Re: [Xen-devel] Xen PV PTE ABI (or lack thereof)

>>> On 21.01.16 at 14:17, <andrew.cooper3@xxxxxxxxxx> wrote:
> On 21/01/16 12:59, Jan Beulich wrote:
>>>>> For the PTE bits, _PAGE_GNTTAB (bit 62) is used exclusively in debug
>>>>> build (so there is a guest observable difference between running on a
>>>>> debug and a non-debug Xen), and the comment beside it even identifies
>>>>> that it breaks BSD guests.  PTE bits 62:59 used by hardware if  CR4.PKE
>>>>> is set.  Currently this means that we are not able to support Protection
>>>>> Key for PV guests (although this restriction technically only applies to
>>>>> debug builds of the hypervisor).
>>>>> The other PTE bit used by Xen is _PAGE_GUEST_KERNEL (bit 52).  This bit
>>>>> is used to notice when a 64bit PV guest attempts to override the fixup
>>>>> Xen applies to its PTEs.  Xen unilaterally sets _PAGE_GLOBAL for user
>>>>> pages, and clears _PAGE_GLOBAL for supervisor mappings, setting
>>>>> _PAGE_USER in both cases as the PV kernel runs in ring3.  The only thing
>>>>> _PAGE_GUEST_KERNEL is used for is to notice when the kernel deliberately
>>>>> tries to create a _PAGE_GUEST_KERNEL|_PAGE_GLOBAL, at which point a
>>>>> warning is logged and the kernel overridden.
>>>>> Neither of the used PTE bits exist in the Xen public ABI.  Neither of
>>>>> them serve a purpose other than a debugging aid.
>>>>> I propose hiding them behind CONFIG_PV_PTE_DEBUG and declaring an ABI of
>>>>> "all bits available for guest use".
>>>> And a kernel using any of the conflicting bits would then become
>>>> unusable on a hypervisor with that debug option enabled?

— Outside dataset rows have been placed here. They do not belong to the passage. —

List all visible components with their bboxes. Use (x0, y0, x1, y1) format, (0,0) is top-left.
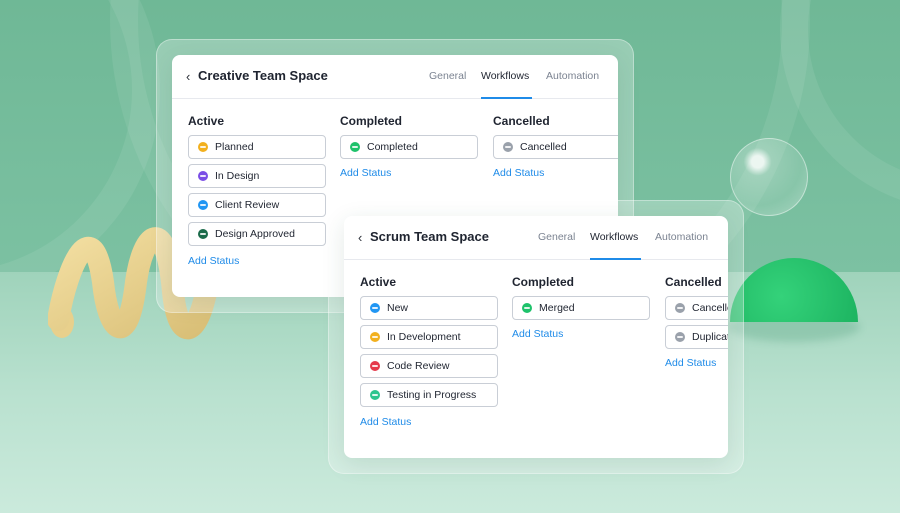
status-label: Cancelled (520, 141, 567, 153)
status-chip[interactable]: Cancelled (493, 135, 618, 159)
chevron-left-icon[interactable]: ‹ (358, 230, 362, 245)
status-dot-icon (198, 142, 208, 152)
status-dot-icon (350, 142, 360, 152)
column-heading-completed: Completed (340, 114, 403, 128)
status-dot-icon (370, 303, 380, 313)
chevron-left-icon[interactable]: ‹ (186, 69, 190, 84)
add-status-link[interactable]: Add Status (493, 167, 544, 179)
column-heading-cancelled: Cancelled (665, 275, 722, 289)
status-label: Cancelled (692, 302, 728, 314)
active-tab-indicator (481, 97, 532, 99)
status-dot-icon (503, 142, 513, 152)
status-label: Planned (215, 141, 254, 153)
status-chip[interactable]: Client Review (188, 193, 326, 217)
status-chip[interactable]: Design Approved (188, 222, 326, 246)
status-dot-icon (675, 303, 685, 313)
column-heading-cancelled: Cancelled (493, 114, 550, 128)
add-status-link[interactable]: Add Status (512, 328, 563, 340)
status-chip[interactable]: In Development (360, 325, 498, 349)
status-chip[interactable]: Duplicate (665, 325, 728, 349)
status-chip[interactable]: Cancelled (665, 296, 728, 320)
add-status-link[interactable]: Add Status (360, 416, 411, 428)
status-chip[interactable]: Completed (340, 135, 478, 159)
active-tab-indicator (590, 258, 641, 260)
add-status-link[interactable]: Add Status (188, 255, 239, 267)
status-dot-icon (370, 361, 380, 371)
status-chip[interactable]: Planned (188, 135, 326, 159)
status-chip[interactable]: Testing in Progress (360, 383, 498, 407)
tab-workflows[interactable]: Workflows (481, 70, 529, 82)
status-chip[interactable]: Code Review (360, 354, 498, 378)
status-label: Design Approved (215, 228, 295, 240)
status-label: Testing in Progress (387, 389, 477, 401)
tab-automation[interactable]: Automation (546, 70, 599, 82)
tab-general[interactable]: General (538, 231, 575, 243)
glass-bubble (730, 138, 808, 216)
status-label: New (387, 302, 409, 314)
card-header: ‹ Scrum Team Space General Workflows Aut… (344, 216, 728, 260)
page-title: Creative Team Space (198, 68, 328, 83)
column-heading-active: Active (360, 275, 397, 289)
tab-workflows[interactable]: Workflows (590, 231, 638, 243)
status-label: In Development (387, 331, 461, 343)
add-status-link[interactable]: Add Status (340, 167, 391, 179)
status-dot-icon (370, 332, 380, 342)
status-chip[interactable]: Merged (512, 296, 650, 320)
tab-automation[interactable]: Automation (655, 231, 708, 243)
status-dot-icon (198, 200, 208, 210)
status-label: Completed (367, 141, 418, 153)
status-dot-icon (198, 229, 208, 239)
add-status-link[interactable]: Add Status (665, 357, 716, 369)
page-title: Scrum Team Space (370, 229, 489, 244)
column-heading-active: Active (188, 114, 225, 128)
card-header: ‹ Creative Team Space General Workflows … (172, 55, 618, 99)
scrum-team-space-card: ‹ Scrum Team Space General Workflows Aut… (344, 216, 728, 458)
status-chip[interactable]: In Design (188, 164, 326, 188)
status-chip[interactable]: New (360, 296, 498, 320)
status-dot-icon (198, 171, 208, 181)
status-label: Merged (539, 302, 575, 314)
status-label: In Design (215, 170, 260, 182)
status-label: Duplicate (692, 331, 728, 343)
column-heading-completed: Completed (512, 275, 575, 289)
status-label: Client Review (215, 199, 280, 211)
status-dot-icon (370, 390, 380, 400)
status-dot-icon (522, 303, 532, 313)
status-dot-icon (675, 332, 685, 342)
status-label: Code Review (387, 360, 450, 372)
tab-general[interactable]: General (429, 70, 466, 82)
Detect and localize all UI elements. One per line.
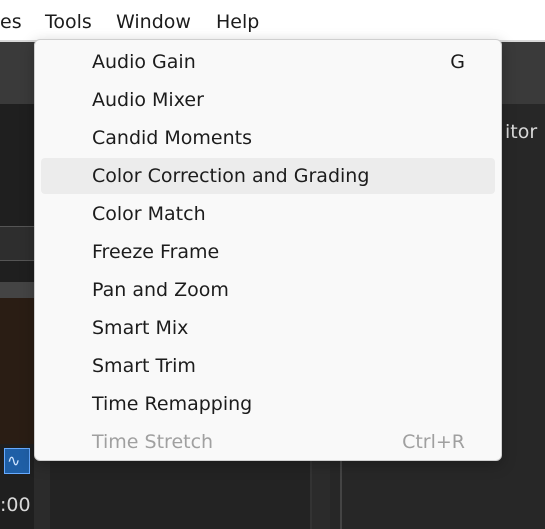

I'd
>>>> rather see us document the state things are in...
>>> _PAGE_GNTMAP is already states:
>>> /*
>>>  * Debug option: Ensure that granted mappings are not implicitly unmapped.
>>>  * WARNING: This will need to be disabled to run OSes that use the spare PTE
>>>  * bits themselves (e.g., *BSD).
>>>  */
>> But that's (assuming the use of the two bits were spelled out) a
>> guest OS not fully playing by the spec. To me, "available" PTE bits
>> being shared implies that some of them may be claimed by Xen,
>> while others may be claimed by guests. You're right that this needs
>> to be written down, but I don't think we need to go as far as
>> forbidding Xen to use any of them. And even less so should we
>> preclude their use for any purpose going forward.
> I do not want to make an ABI which mandates the use of certain bits by Xen.

Agreed, but that doesn't match what I said: We also shouldn't
make an ABI precluding use of some of the bits by Xen.

>> In the end, with (as it seems) not much effort this could even be
>> made dynamic: A guest could advertise which of the bits it doesn't
>> use, and then Xen could pick two of them for the two purposes it
>> currently needs them for. Should a guest leave no or just one bit
>> available, the debugging aid could then be disabled.
> This is unnecessarily complicated.  It only helps going forward, and
> leaves Xen with substantially more complicated PTE handling.

Substantially? Instead of using a constant, we'd use a per-domain
variable. Not much of a complication afaict.

> What happens if at some point later, we try to boot a PV guest which has
> a different PTE layout to what Xen has chosen?  We definitely can't
> update every PTE with a newly-chosen layout.

Just to re-iterate: A per domain selection of bit mask(s).

>>> I was intending to have CONFIG_PV_PTE_DEBUG as an EXPERT option,
>>> disabled by default even in debug builds.
>>> There should not be an ABI difference between release and "normal" debug
>>> builds.
>> Well, I see your point, but as said above I'm not convinced
>> disabling all that code is the right solution. In fact, what you
>> propose is not far away from removing that code altogether.
> The two bits are only used for specialised debugging.  They should be
> relegated to people doing specific debugging, and not interfere with the
> overwhelming majority of cases where Xen doesn't need to use any
> software available PTE bits.

Your repeated claim that _PAGE_GUEST_KERNEL is purely debugging only
makes we wonder how you would mean to adjust adjust_guest_l1e() with
that flag gone (most notably the last of its if()-s).